OpenAI-Compatible Chat Completions

The VLM Run SDK provides OpenAI-compatible chat completions through the agent endpoint. This allows you to use the familiar OpenAI API with VLM Run's powerful vision-language models.

import { VlmRun } from "vlmrun";

// Initialize the client with the agent endpoint
const client = new VlmRun({
  apiKey: "your-api-key",
  baseURL: "https://agent.vlm.run/v1",
});

// Use OpenAI-compatible chat completions
const response = await client.agent.completions.create({
  model: "vlmrun-orion-1",
  messages: [{ role: "user", content: "Hello!
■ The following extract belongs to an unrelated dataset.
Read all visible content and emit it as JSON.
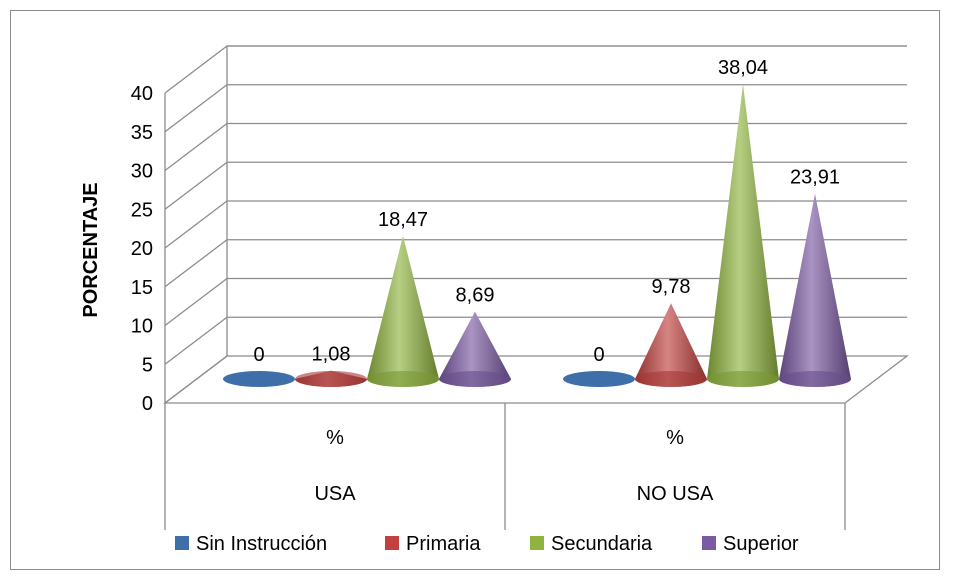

How can you help me today?" }],
});

console.log(response.choices[0].message.content);

Streaming Responses

const stream = await client.agent.completions.create({
  model: "vlmrun-orion-1",
  messages: [{ role: "user", content: "Tell me a story" }],
  stream: true,
});

for await (const chunk of stream) {
  process.stdout.write(chunk.choices[0]?.delta?.content || "");
}

Note: The OpenAI SDK is an optional peer dependency. Install it with:

npm install openai
# or
yarn add openai

🛠️ Examples

Check out the examples directory for more detailed usage examples:

Models - List available models
Files - Upload and manage files
Predictions - Make predictions with different types of inputs
Feedback - Submit feedback for predictions

🔑 Authentication

To use the VLM Run API, you'll need an API key. You can obtain one by:

Create an account at VLM Run
Navigate to dashboard Settings -> API Keys

Then use it to initialize the client:

const client = new VlmRun({
  apiKey: "your-api-key",
});

📚 Documentation

For detailed documentation and API reference, visit our documentation site.

🤝 Contributing

We welcome contributions! Please check out our contributing guidelines for details.

📝 License

This project is licensed under the Apache-2.0 License - see the LICENSE file for details.